Graeters French Pot Ice Cream appears as a signature dish in 2 United States cities. See each city's local variant and where to eat it.
Graeter's French-pot ice cream · Cincinnati
Graeter's French-pot ice cream is small-batch ice cream made in 2.5-gallon copper pots, hand-folded with chocolate chunks. The black raspberry chocolate chip is the canonical flavor.

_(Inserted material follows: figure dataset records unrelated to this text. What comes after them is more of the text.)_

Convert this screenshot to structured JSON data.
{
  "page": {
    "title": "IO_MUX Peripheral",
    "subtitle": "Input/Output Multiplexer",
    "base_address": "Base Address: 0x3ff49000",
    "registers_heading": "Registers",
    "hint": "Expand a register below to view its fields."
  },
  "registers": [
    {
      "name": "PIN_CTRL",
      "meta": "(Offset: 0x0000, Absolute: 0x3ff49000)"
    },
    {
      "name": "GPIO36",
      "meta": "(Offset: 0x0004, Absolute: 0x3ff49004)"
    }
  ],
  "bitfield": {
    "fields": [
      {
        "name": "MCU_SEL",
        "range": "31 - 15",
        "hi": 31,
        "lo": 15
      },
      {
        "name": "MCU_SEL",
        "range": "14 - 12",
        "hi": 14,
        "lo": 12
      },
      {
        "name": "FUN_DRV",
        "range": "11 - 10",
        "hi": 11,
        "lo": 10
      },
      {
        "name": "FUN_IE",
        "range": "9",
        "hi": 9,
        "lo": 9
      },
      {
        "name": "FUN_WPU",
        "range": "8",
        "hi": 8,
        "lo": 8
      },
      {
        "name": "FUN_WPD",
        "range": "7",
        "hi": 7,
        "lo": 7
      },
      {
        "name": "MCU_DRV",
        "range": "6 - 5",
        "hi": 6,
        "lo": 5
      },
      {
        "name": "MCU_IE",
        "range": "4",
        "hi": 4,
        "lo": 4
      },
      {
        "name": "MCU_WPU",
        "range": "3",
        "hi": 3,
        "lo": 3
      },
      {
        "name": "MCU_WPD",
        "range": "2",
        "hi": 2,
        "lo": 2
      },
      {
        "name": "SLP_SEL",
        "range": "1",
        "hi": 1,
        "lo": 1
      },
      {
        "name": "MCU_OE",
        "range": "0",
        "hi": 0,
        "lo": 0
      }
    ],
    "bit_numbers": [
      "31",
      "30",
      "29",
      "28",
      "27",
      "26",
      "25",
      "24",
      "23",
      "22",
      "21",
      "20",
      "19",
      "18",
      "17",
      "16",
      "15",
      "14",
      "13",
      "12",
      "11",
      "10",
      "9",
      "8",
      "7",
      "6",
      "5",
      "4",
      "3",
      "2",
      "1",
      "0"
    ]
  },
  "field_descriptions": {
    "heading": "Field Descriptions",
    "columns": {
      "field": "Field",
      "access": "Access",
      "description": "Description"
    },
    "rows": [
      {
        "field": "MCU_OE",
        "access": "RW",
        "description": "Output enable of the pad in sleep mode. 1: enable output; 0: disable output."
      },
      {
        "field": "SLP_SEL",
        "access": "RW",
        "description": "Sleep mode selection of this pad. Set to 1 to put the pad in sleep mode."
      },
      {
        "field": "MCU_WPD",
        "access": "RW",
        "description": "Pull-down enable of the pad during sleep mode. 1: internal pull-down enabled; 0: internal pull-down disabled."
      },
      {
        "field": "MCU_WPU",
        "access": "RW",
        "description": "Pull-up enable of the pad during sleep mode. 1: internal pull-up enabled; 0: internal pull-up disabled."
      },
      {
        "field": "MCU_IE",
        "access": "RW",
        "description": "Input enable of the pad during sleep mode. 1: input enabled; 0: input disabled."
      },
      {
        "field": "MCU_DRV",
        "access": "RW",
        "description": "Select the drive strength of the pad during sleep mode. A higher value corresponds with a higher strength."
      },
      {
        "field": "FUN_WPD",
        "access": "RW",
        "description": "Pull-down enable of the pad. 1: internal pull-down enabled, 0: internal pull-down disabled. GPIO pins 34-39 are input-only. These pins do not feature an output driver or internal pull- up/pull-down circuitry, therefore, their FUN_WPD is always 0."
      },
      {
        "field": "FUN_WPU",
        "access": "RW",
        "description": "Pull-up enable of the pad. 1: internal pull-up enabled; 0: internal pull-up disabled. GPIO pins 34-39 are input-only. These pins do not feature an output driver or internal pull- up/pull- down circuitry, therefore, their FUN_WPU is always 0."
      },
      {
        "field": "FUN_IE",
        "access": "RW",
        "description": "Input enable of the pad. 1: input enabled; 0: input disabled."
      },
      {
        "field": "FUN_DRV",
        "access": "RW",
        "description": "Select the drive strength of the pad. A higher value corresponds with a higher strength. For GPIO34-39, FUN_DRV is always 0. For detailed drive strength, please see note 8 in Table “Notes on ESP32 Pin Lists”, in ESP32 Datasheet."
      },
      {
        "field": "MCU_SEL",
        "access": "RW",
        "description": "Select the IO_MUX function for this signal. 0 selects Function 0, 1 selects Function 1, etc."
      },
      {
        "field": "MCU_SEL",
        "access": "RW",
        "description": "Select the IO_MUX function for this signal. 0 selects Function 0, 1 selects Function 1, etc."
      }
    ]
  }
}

Louis Charles Graeter opened a small ice cream shop on Court Street in Cincinnati in 1870. He adapted a French-pot process he had learned, freezing ice cream in 2.5-gallon spinning copper pots one batch at a time. His widow Regina took over after his death in 1919 and grew the business. The same family still runs Graeter's today, with the same French-pot process used across all 50-plus locations in Ohio, Kentucky and Indiana.

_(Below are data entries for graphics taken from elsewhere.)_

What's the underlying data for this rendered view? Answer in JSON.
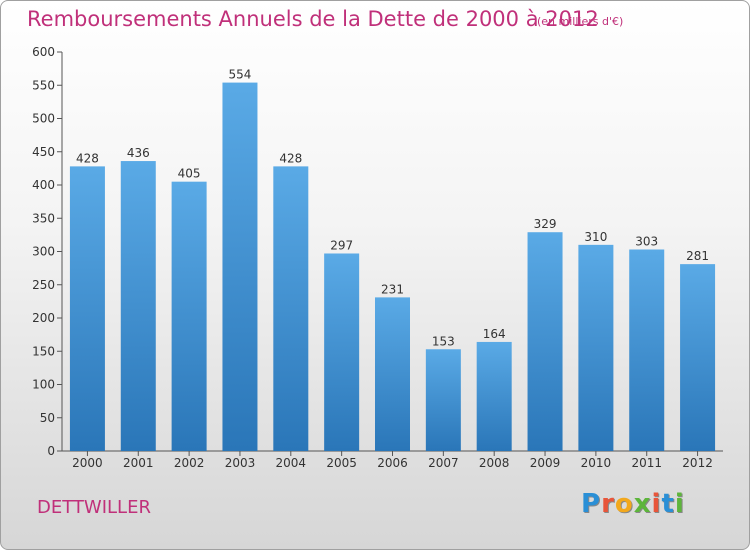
{
  "header": {
    "title": "Remboursements Annuels de la Dette de 2000 à 2012",
    "subtitle": "(en milliers d'€)"
  },
  "footer": {
    "commune": "DETTWILLER",
    "logo_text": "Proxiti"
  },
  "colors": {
    "title": "#c0307a",
    "bar_top": "#5aaae6",
    "bar_bottom": "#2a76b8",
    "logo_letters": [
      "#2a8fd6",
      "#e8553a",
      "#f2a81d",
      "#5db53b",
      "#e8553a",
      "#2a8fd6",
      "#5db53b"
    ]
  },
  "chart_data": {
    "type": "bar",
    "categories": [
      "2000",
      "2001",
      "2002",
      "2003",
      "2004",
      "2005",
      "2006",
      "2007",
      "2008",
      "2009",
      "2010",
      "2011",
      "2012"
    ],
    "values": [
      428,
      436,
      405,
      554,
      428,
      297,
      231,
      153,
      164,
      329,
      310,
      303,
      281
    ],
    "title": "Remboursements Annuels de la Dette de 2000 à 2012",
    "xlabel": "",
    "ylabel": "",
    "ylim": [
      0,
      600
    ],
    "yticks": [
      0,
      50,
      100,
      150,
      200,
      250,
      300,
      350,
      400,
      450,
      500,
      550,
      600
    ],
    "grid": false,
    "data_labels": true
  }
}
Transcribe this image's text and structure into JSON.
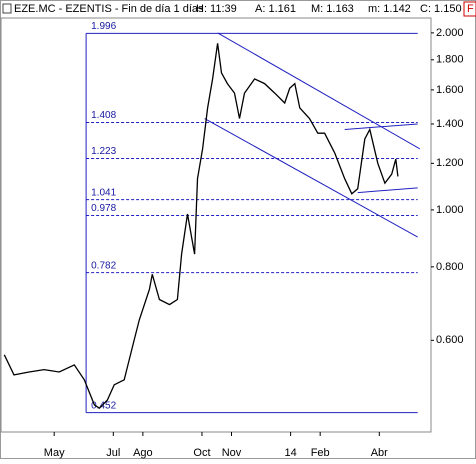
{
  "chart_data": {
    "type": "line",
    "log_scale": true,
    "title": "EZE.MC - EZENTIS - Fin de día 1 días",
    "stats": [
      "H: 11:39",
      "A: 1.161",
      "M: 1.163",
      "m: 1.142",
      "C: 1.150"
    ],
    "badge": "F",
    "color": "#000000",
    "x": [
      -1.69,
      -1.36,
      -0.85,
      -0.34,
      0.17,
      0.68,
      1.02,
      1.36,
      1.53,
      1.8,
      2.03,
      2.37,
      2.71,
      2.88,
      3.22,
      3.32,
      3.56,
      3.9,
      4.17,
      4.31,
      4.51,
      4.75,
      4.85,
      5.02,
      5.19,
      5.36,
      5.53,
      5.66,
      5.86,
      6.1,
      6.27,
      6.44,
      6.78,
      7.12,
      7.46,
      7.8,
      7.97,
      8.14,
      8.31,
      8.64,
      8.92,
      9.15,
      9.49,
      9.83,
      10.07,
      10.27,
      10.51,
      10.68,
      10.95,
      11.19,
      11.42,
      11.56,
      11.63
    ],
    "values": [
      0.567,
      0.524,
      0.53,
      0.535,
      0.53,
      0.545,
      0.514,
      0.466,
      0.46,
      0.475,
      0.504,
      0.514,
      0.602,
      0.65,
      0.732,
      0.777,
      0.704,
      0.69,
      0.704,
      0.841,
      0.984,
      0.841,
      1.13,
      1.27,
      1.49,
      1.67,
      1.92,
      1.71,
      1.64,
      1.58,
      1.43,
      1.58,
      1.67,
      1.64,
      1.58,
      1.52,
      1.61,
      1.64,
      1.49,
      1.43,
      1.35,
      1.35,
      1.25,
      1.13,
      1.065,
      1.086,
      1.32,
      1.37,
      1.2,
      1.11,
      1.15,
      1.22,
      1.14
    ],
    "xlim": [
      -1.8,
      12.75
    ],
    "xticks": [
      {
        "value": 0,
        "label": "May"
      },
      {
        "value": 2,
        "label": "Jul"
      },
      {
        "value": 3,
        "label": "Ago"
      },
      {
        "value": 5,
        "label": "Oct"
      },
      {
        "value": 6,
        "label": "Nov"
      },
      {
        "value": 8,
        "label": "14"
      },
      {
        "value": 9,
        "label": "Feb"
      },
      {
        "value": 11,
        "label": "Abr"
      }
    ],
    "ylim": [
      0.419,
      2.12
    ],
    "yticks": [
      {
        "value": 0.6,
        "label": "0.600"
      },
      {
        "value": 0.8,
        "label": "0.800"
      },
      {
        "value": 1,
        "label": "1.000"
      },
      {
        "value": 1.2,
        "label": "1.200"
      },
      {
        "value": 1.4,
        "label": "1.400"
      },
      {
        "value": 1.6,
        "label": "1.600"
      },
      {
        "value": 1.8,
        "label": "1.800"
      },
      {
        "value": 2,
        "label": "2.000"
      }
    ],
    "fib_x": [
      1.08,
      12.3
    ],
    "fib_levels": [
      {
        "value": 1.996,
        "label": "1.996"
      },
      {
        "value": 1.408,
        "label": "1.408"
      },
      {
        "value": 1.223,
        "label": "1.223"
      },
      {
        "value": 1.041,
        "label": "1.041"
      },
      {
        "value": 0.978,
        "label": "0.978"
      },
      {
        "value": 0.782,
        "label": "0.782"
      },
      {
        "value": 0.452,
        "label": "0.452"
      }
    ],
    "trendlines": [
      {
        "x": [
          5.53,
          12.37
        ],
        "y": [
          2.0,
          1.27
        ]
      },
      {
        "x": [
          5.09,
          12.3
        ],
        "y": [
          1.43,
          0.899
        ]
      },
      {
        "x": [
          9.83,
          12.3
        ],
        "y": [
          1.37,
          1.4
        ]
      },
      {
        "x": [
          10.27,
          12.3
        ],
        "y": [
          1.07,
          1.09
        ]
      }
    ]
  }
}
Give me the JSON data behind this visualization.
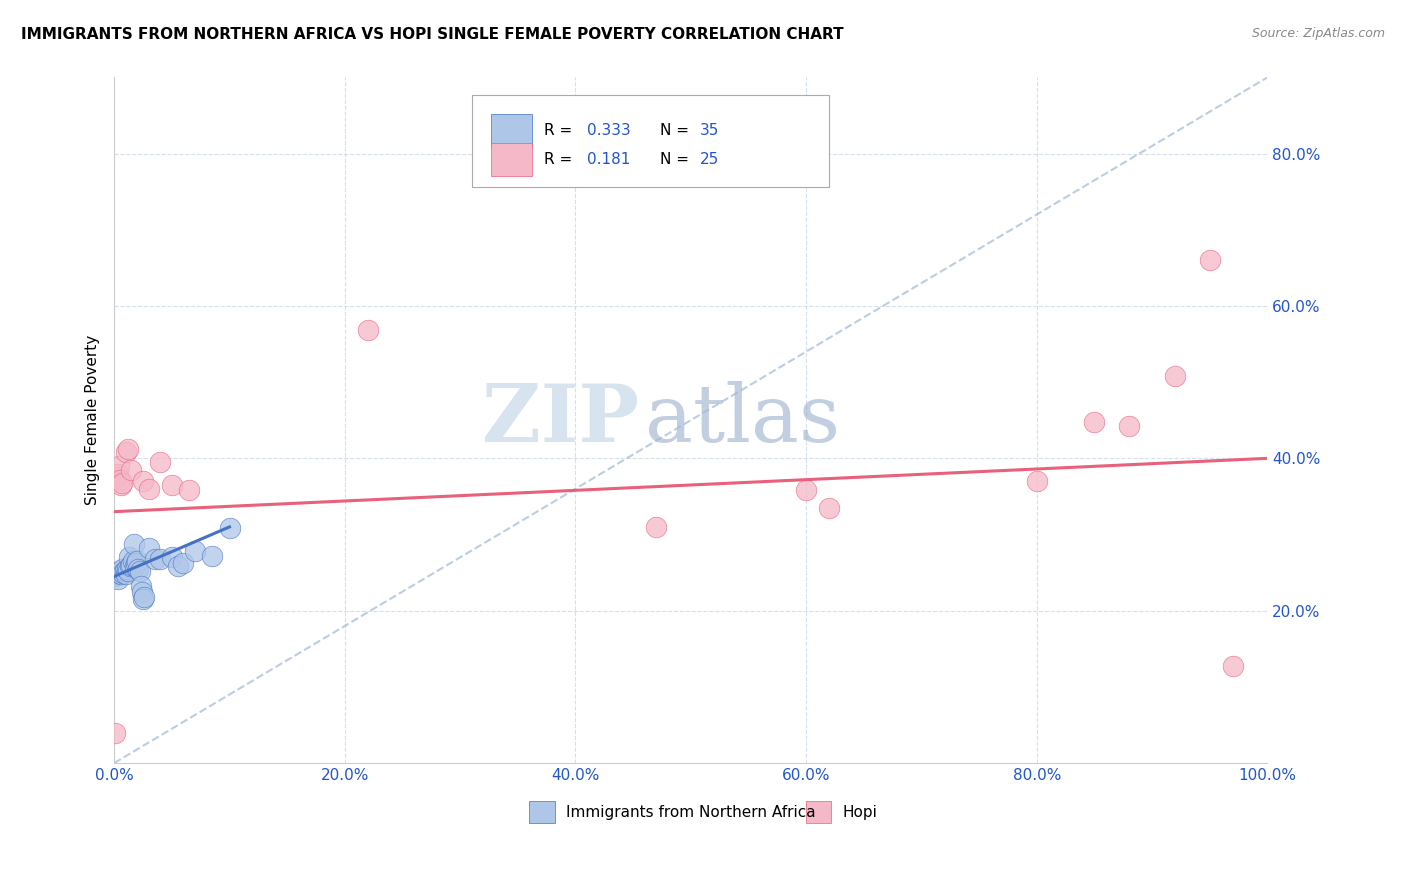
{
  "title": "IMMIGRANTS FROM NORTHERN AFRICA VS HOPI SINGLE FEMALE POVERTY CORRELATION CHART",
  "source": "Source: ZipAtlas.com",
  "ylabel": "Single Female Poverty",
  "legend_label1": "Immigrants from Northern Africa",
  "legend_label2": "Hopi",
  "r1": "0.333",
  "n1": "35",
  "r2": "0.181",
  "n2": "25",
  "color_blue": "#aec6e8",
  "color_pink": "#f5b8c8",
  "line_blue": "#4472c4",
  "line_pink": "#e8607a",
  "line_diag": "#a0b8d8",
  "watermark_zip": "ZIP",
  "watermark_atlas": "atlas",
  "blue_points": [
    [
      0.001,
      0.245
    ],
    [
      0.002,
      0.248
    ],
    [
      0.003,
      0.242
    ],
    [
      0.004,
      0.25
    ],
    [
      0.005,
      0.252
    ],
    [
      0.006,
      0.248
    ],
    [
      0.007,
      0.255
    ],
    [
      0.008,
      0.25
    ],
    [
      0.009,
      0.252
    ],
    [
      0.01,
      0.248
    ],
    [
      0.011,
      0.255
    ],
    [
      0.012,
      0.252
    ],
    [
      0.013,
      0.27
    ],
    [
      0.014,
      0.258
    ],
    [
      0.015,
      0.26
    ],
    [
      0.016,
      0.265
    ],
    [
      0.017,
      0.288
    ],
    [
      0.018,
      0.258
    ],
    [
      0.019,
      0.262
    ],
    [
      0.02,
      0.265
    ],
    [
      0.021,
      0.255
    ],
    [
      0.022,
      0.252
    ],
    [
      0.023,
      0.232
    ],
    [
      0.024,
      0.225
    ],
    [
      0.025,
      0.215
    ],
    [
      0.026,
      0.218
    ],
    [
      0.03,
      0.282
    ],
    [
      0.035,
      0.268
    ],
    [
      0.04,
      0.268
    ],
    [
      0.05,
      0.27
    ],
    [
      0.055,
      0.258
    ],
    [
      0.06,
      0.262
    ],
    [
      0.07,
      0.278
    ],
    [
      0.085,
      0.272
    ],
    [
      0.1,
      0.308
    ]
  ],
  "pink_points": [
    [
      0.001,
      0.04
    ],
    [
      0.002,
      0.375
    ],
    [
      0.003,
      0.38
    ],
    [
      0.004,
      0.39
    ],
    [
      0.005,
      0.372
    ],
    [
      0.006,
      0.365
    ],
    [
      0.007,
      0.368
    ],
    [
      0.01,
      0.408
    ],
    [
      0.012,
      0.412
    ],
    [
      0.015,
      0.385
    ],
    [
      0.025,
      0.37
    ],
    [
      0.03,
      0.36
    ],
    [
      0.04,
      0.395
    ],
    [
      0.05,
      0.365
    ],
    [
      0.065,
      0.358
    ],
    [
      0.22,
      0.568
    ],
    [
      0.47,
      0.31
    ],
    [
      0.6,
      0.358
    ],
    [
      0.62,
      0.335
    ],
    [
      0.8,
      0.37
    ],
    [
      0.85,
      0.448
    ],
    [
      0.88,
      0.442
    ],
    [
      0.92,
      0.508
    ],
    [
      0.95,
      0.66
    ],
    [
      0.97,
      0.128
    ]
  ],
  "xlim": [
    0.0,
    1.0
  ],
  "ylim": [
    0.0,
    0.9
  ],
  "yticks": [
    0.2,
    0.4,
    0.6,
    0.8
  ],
  "ytick_labels": [
    "20.0%",
    "40.0%",
    "60.0%",
    "80.0%"
  ],
  "xtick_vals": [
    0.0,
    0.2,
    0.4,
    0.6,
    0.8,
    1.0
  ],
  "xtick_labels": [
    "0.0%",
    "20.0%",
    "40.0%",
    "60.0%",
    "80.0%",
    "100.0%"
  ],
  "blue_line_x": [
    0.0,
    0.1
  ],
  "blue_line_y": [
    0.245,
    0.31
  ],
  "pink_line_x": [
    0.0,
    1.0
  ],
  "pink_line_y": [
    0.33,
    0.4
  ],
  "diag_line_x": [
    0.0,
    1.0
  ],
  "diag_line_y": [
    0.0,
    0.9
  ]
}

Where to eat in Cincinnati:
- Graeter's Hyde Park
- Findlay Market
Graeter's French-pot black raspberry chocolate chip · Columbus
French-pot ice cream churned two gallons at a time in copper kettles, with hand-folded chocolate chunks and black raspberry. Cincinnati founded, Columbus-served at every Graeter's scoop counter.

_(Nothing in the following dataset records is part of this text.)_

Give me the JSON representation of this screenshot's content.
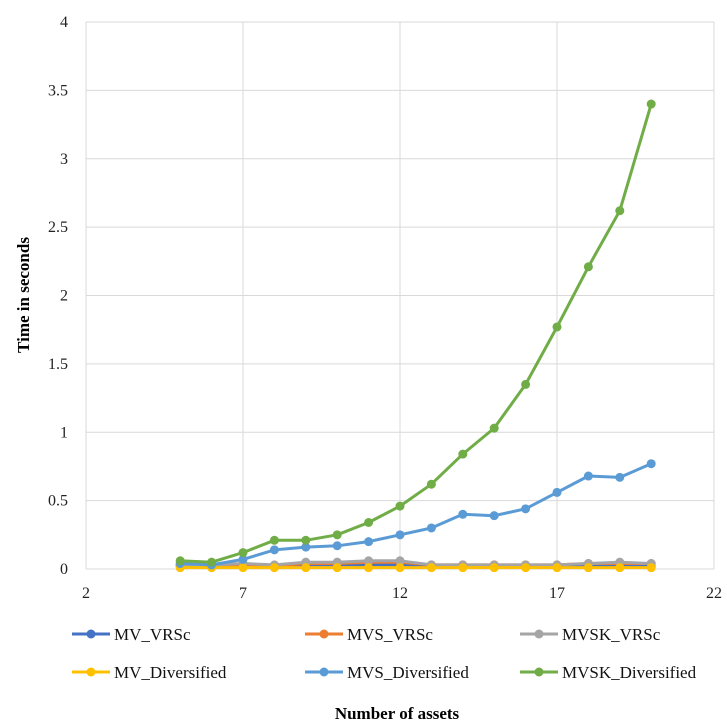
{
  "chart_data": {
    "type": "line",
    "xlabel": "Number of assets",
    "ylabel": "Time in seconds",
    "xlim": [
      2,
      22
    ],
    "ylim": [
      0,
      4
    ],
    "x_ticks": [
      2,
      7,
      12,
      17,
      22
    ],
    "y_ticks": [
      0,
      0.5,
      1,
      1.5,
      2,
      2.5,
      3,
      3.5,
      4
    ],
    "grid": "vertical and horizontal",
    "legend": "bottom",
    "x": [
      5,
      6,
      7,
      8,
      9,
      10,
      11,
      12,
      13,
      14,
      15,
      16,
      17,
      18,
      19,
      20
    ],
    "series": [
      {
        "name": "MV_VRSc",
        "color": "#4472C4",
        "values": [
          0.03,
          0.02,
          0.02,
          0.02,
          0.03,
          0.03,
          0.03,
          0.03,
          0.02,
          0.02,
          0.02,
          0.02,
          0.02,
          0.02,
          0.02,
          0.02
        ]
      },
      {
        "name": "MVS_VRSc",
        "color": "#ED7D31",
        "values": [
          0.02,
          0.02,
          0.02,
          0.02,
          0.04,
          0.04,
          0.05,
          0.05,
          0.03,
          0.03,
          0.03,
          0.03,
          0.03,
          0.04,
          0.04,
          0.04
        ]
      },
      {
        "name": "MVSK_VRSc",
        "color": "#A5A5A5",
        "values": [
          0.03,
          0.03,
          0.04,
          0.03,
          0.05,
          0.05,
          0.06,
          0.06,
          0.03,
          0.03,
          0.03,
          0.03,
          0.03,
          0.04,
          0.05,
          0.04
        ]
      },
      {
        "name": "MV_Diversified",
        "color": "#FFC000",
        "values": [
          0.01,
          0.01,
          0.01,
          0.01,
          0.01,
          0.01,
          0.01,
          0.01,
          0.01,
          0.01,
          0.01,
          0.01,
          0.01,
          0.01,
          0.01,
          0.01
        ]
      },
      {
        "name": "MVS_Diversified",
        "color": "#5B9BD5",
        "values": [
          0.04,
          0.03,
          0.07,
          0.14,
          0.16,
          0.17,
          0.2,
          0.25,
          0.3,
          0.4,
          0.39,
          0.44,
          0.56,
          0.68,
          0.67,
          0.77
        ]
      },
      {
        "name": "MVSK_Diversified",
        "color": "#70AD47",
        "values": [
          0.06,
          0.05,
          0.12,
          0.21,
          0.21,
          0.25,
          0.34,
          0.46,
          0.62,
          0.84,
          1.03,
          1.35,
          1.77,
          2.21,
          2.62,
          3.4
        ]
      }
    ]
  }
}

Graeter's Ice Cream began in Cincinnati in 1870 and uses the French-pot method, churning ice cream in two-gallon copper kettles with hand-folded chocolate chunks. The Columbus locations at Easton Town Center, Bethel Road, Sancus Boulevard and Hilliard run the same recipe. The black raspberry chocolate chip is the signature flavor, with Pacific Northwest black raspberries and chunks of dark chocolate.